Monterrey intentará que la revisión de los permisos y las multas a los oferentes se realicen a través de aparatos electrónicos y que las licencias posean nuevos candados para evitar falsificaciones.

Monterrey.- • Los nuevos controles en la Dirección de Comercio de Monterrey estarían listos para su aplicación en un mes y medio, estimó la alcaldesa Margarita Arellanes Cervantes, una vez que estos sean aprobados por el Cabildo regiomontano.

Este proyecto forma parte de las medidas anunciadas en meses anteriores por la autoridad municipal para dar un orden a la dependencia, que se ha visto inmersa en polémicas por actos de corrupción.

"Lo tiene que contener todas esas reformas que estamos y están trabajando los regidores en cuanto al reglamento de Comercio, el aplicar la tecnología y todo el reordenamiento, estamos hablando que también es cuestión de aproximadamente un mes o un mes y medio más, para que ya tengamos un proyecto que se pueda presentar ante el pleno del Ayuntamiento", explicó.

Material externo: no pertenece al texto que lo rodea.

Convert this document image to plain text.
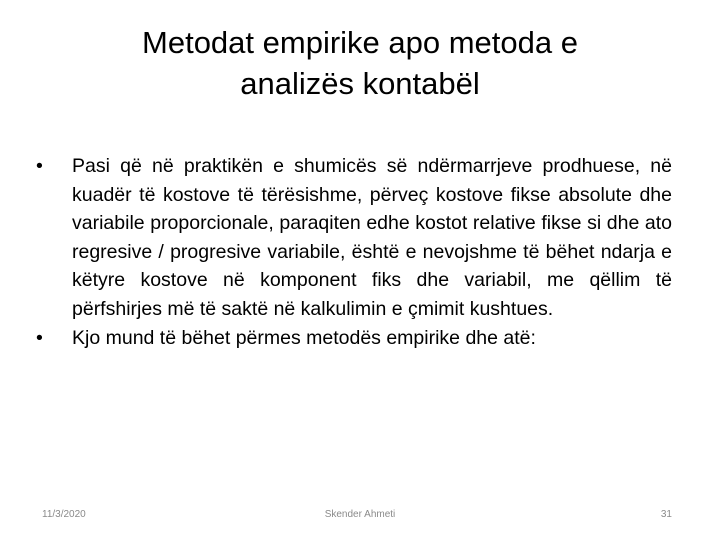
Metodat empirike apo metoda e
analizës kontabël
•	Pasi që në praktikën e shumicës së ndërmarrjeve prodhuese, në kuadër të kostove të tërësishme, përveç kostove fikse absolute dhe variabile proporcionale, paraqiten edhe kostot relative fikse si dhe ato regresive / progresive variabile, është e nevojshme të bëhet ndarja e këtyre kostove në komponent fiks dhe variabil, me qëllim të përfshirjes më të saktë në kalkulimin e çmimit kushtues.
•	Kjo mund të bëhet përmes metodës empirike dhe atë:
11/3/2020	Skender Ahmeti	31
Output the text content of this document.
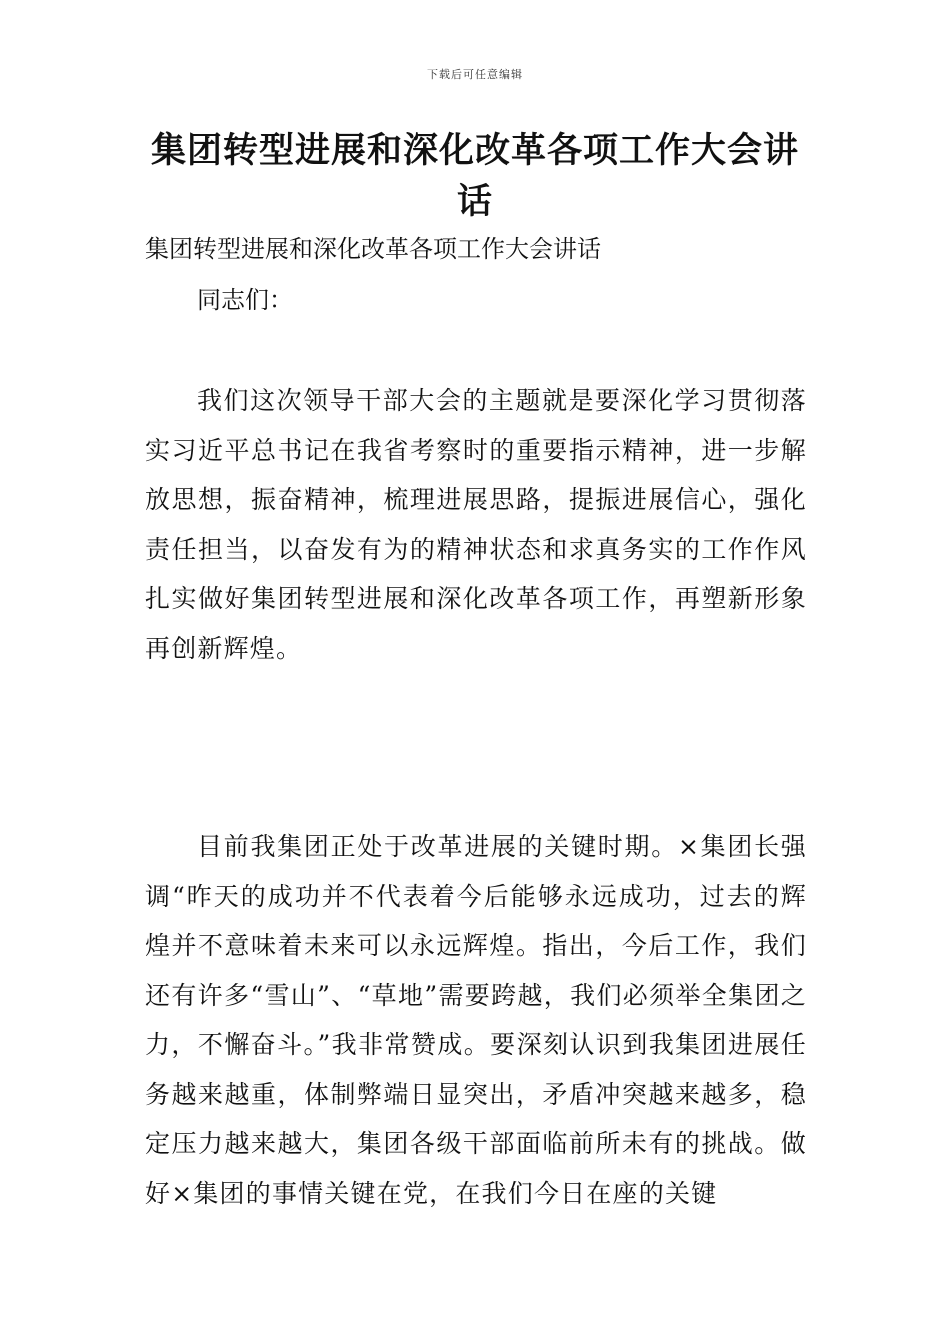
下载后可任意编辑
集团转型进展和深化改革各项工作大会讲话

集团转型进展和深化改革各项工作大会讲话

同志们：

我们这次领导干部大会的主题就是要深化学习贯彻落实习近平总书记在我省考察时的重要指示精神，进一步解放思想，振奋精神，梳理进展思路，提振进展信心，强化责任担当，以奋发有为的精神状态和求真务实的工作作风扎实做好集团转型进展和深化改革各项工作，再塑新形象再创新辉煌。

目前我集团正处于改革进展的关键时期。×集团长强调“昨天的成功并不代表着今后能够永远成功，过去的辉煌并不意味着未来可以永远辉煌。指出，今后工作，我们还有许多“雪山”、“草地”需要跨越，我们必须举全集团之力，不懈奋斗。”我非常赞成。要深刻认识到我集团进展任务越来越重，体制弊端日显突出，矛盾冲突越来越多，稳定压力越来越大，集团各级干部面临前所未有的挑战。做好×集团的事情关键在党，在我们今日在座的关键
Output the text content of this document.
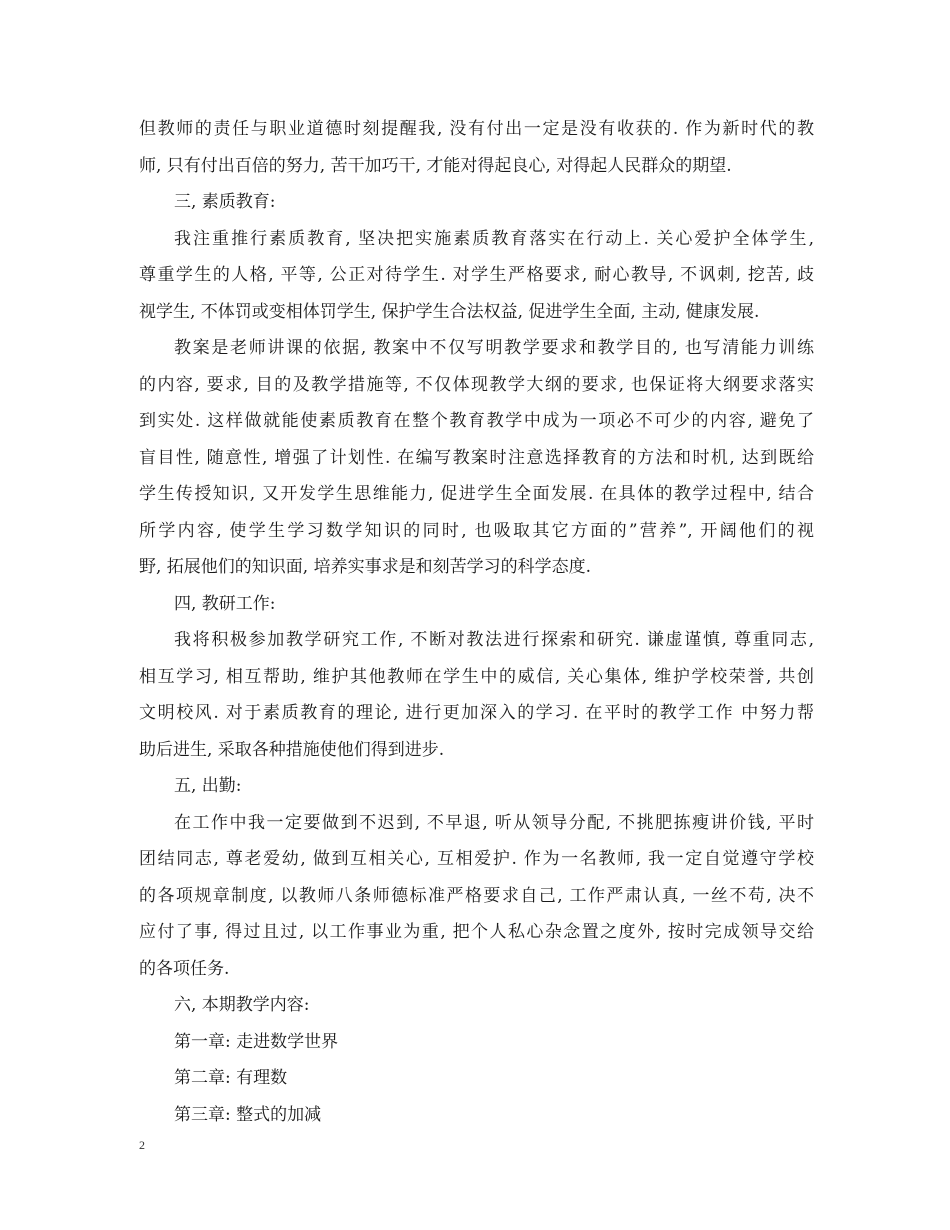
但教师的责任与职业道德时刻提醒我, 没有付出一定是没有收获的. 作为新时代的教
师, 只有付出百倍的努力, 苦干加巧干, 才能对得起良心, 对得起人民群众的期望.
三, 素质教育:
我注重推行素质教育, 坚决把实施素质教育落实在行动上. 关心爱护全体学生,
尊重学生的人格, 平等, 公正对待学生. 对学生严格要求, 耐心教导, 不讽刺, 挖苦, 歧
视学生, 不体罚或变相体罚学生, 保护学生合法权益, 促进学生全面, 主动, 健康发展.
教案是老师讲课的依据, 教案中不仅写明教学要求和教学目的, 也写清能力训练
的内容, 要求, 目的及教学措施等, 不仅体现教学大纲的要求, 也保证将大纲要求落实
到实处. 这样做就能使素质教育在整个教育教学中成为一项必不可少的内容, 避免了
盲目性, 随意性, 增强了计划性. 在编写教案时注意选择教育的方法和时机, 达到既给
学生传授知识, 又开发学生思维能力, 促进学生全面发展. 在具体的教学过程中, 结合
所学内容, 使学生学习数学知识的同时, 也吸取其它方面的”营养”, 开阔他们的视
野, 拓展他们的知识面, 培养实事求是和刻苦学习的科学态度.
四, 教研工作:
我将积极参加教学研究工作, 不断对教法进行探索和研究. 谦虚谨慎, 尊重同志,
相互学习, 相互帮助, 维护其他教师在学生中的威信, 关心集体, 维护学校荣誉, 共创
文明校风. 对于素质教育的理论, 进行更加深入的学习. 在平时的教学工作 中努力帮
助后进生, 采取各种措施使他们得到进步.
五, 出勤:
在工作中我一定要做到不迟到, 不早退, 听从领导分配, 不挑肥拣瘦讲价钱, 平时
团结同志, 尊老爱幼, 做到互相关心, 互相爱护. 作为一名教师, 我一定自觉遵守学校
的各项规章制度, 以教师八条师德标准严格要求自己, 工作严肃认真, 一丝不苟, 决不
应付了事, 得过且过, 以工作事业为重, 把个人私心杂念置之度外, 按时完成领导交给
的各项任务.
六, 本期教学内容:
第一章: 走进数学世界
第二章: 有理数
第三章: 整式的加减
2
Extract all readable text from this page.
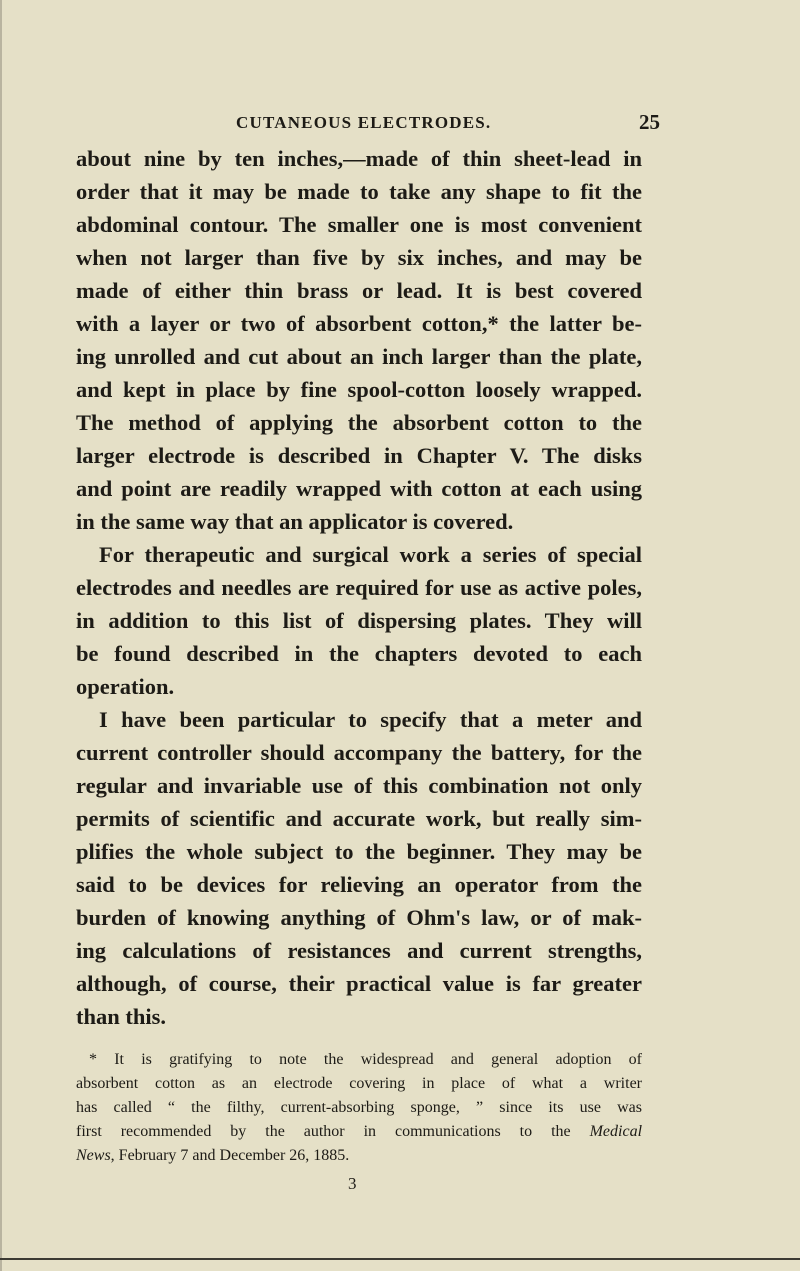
CUTANEOUS ELECTRODES.	25
about nine by ten inches,—made of thin sheet-lead in
order that it may be made to take any shape to fit the
abdominal contour. The smaller one is most convenient
when not larger than five by six inches, and may be
made of either thin brass or lead. It is best covered
with a layer or two of absorbent cotton,* the latter be-
ing unrolled and cut about an inch larger than the plate,
and kept in place by fine spool-cotton loosely wrapped.
The method of applying the absorbent cotton to the
larger electrode is described in Chapter V. The disks
and point are readily wrapped with cotton at each using
in the same way that an applicator is covered.
For therapeutic and surgical work a series of special
electrodes and needles are required for use as active poles,
in addition to this list of dispersing plates. They will
be found described in the chapters devoted to each
operation.
I have been particular to specify that a meter and
current controller should accompany the battery, for the
regular and invariable use of this combination not only
permits of scientific and accurate work, but really sim-
plifies the whole subject to the beginner. They may be
said to be devices for relieving an operator from the
burden of knowing anything of Ohm's law, or of mak-
ing calculations of resistances and current strengths,
although, of course, their practical value is far greater
than this.
* It is gratifying to note the widespread and general adoption of
absorbent cotton as an electrode covering in place of what a writer
has called “ the filthy, current-absorbing sponge, ” since its use was
first recommended by the author in communications to the Medical
News, February 7 and December 26, 1885.
3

La intención del municipio es dotar de aparatos electrónicos a los inspectores para la revisión de los permisos y la expedición de multas a los oferentes que incumplan la normativa, con lo que se busca reducir al máximo el tema de los "moches".

También se han mencionado nuevos candados en las licencias de venta, que se prevé los conviertan en infalsificables.

"Ya esto sería una cuestión posterior, sería un proceso que se tendría que seguir para definir que empresa sería…claro, por supuesto (que se licitaría), inclusive también no descartamos que pueda ser la misma área de Informática la que preste este servicio, dependiendo ahora sí de cuales sean las condiciones de seguridad que se establecen", comentó.

Arellanes sostuvo que a pesar de ello, las micas nuevas no tendrán un costo adicional para los puesteros.

"Lo que pasa es que lo que se está buscando, y eso lo tendrán que definir los mismos regidores, es que sean aditamentos electrónicos, pero que estén en manos de los inspectores y que ellos puedan validar el permiso que traen ya los oferentes", precisó.

Estas acciones forman parte de un plan integral para la reestructuración del comercio informal, que pretende delimitar los espacios para ejercer la actividad y blindar otros a fin de garantizar que los oferentes no se instalaran en la zona.

Uno de ellos es el Barrio Antiguo, que formara parte del llamado "Monterrey Histórico", en el que se busca que convivan espacios culturales y de recreación sin la presencia de comerciantes informales.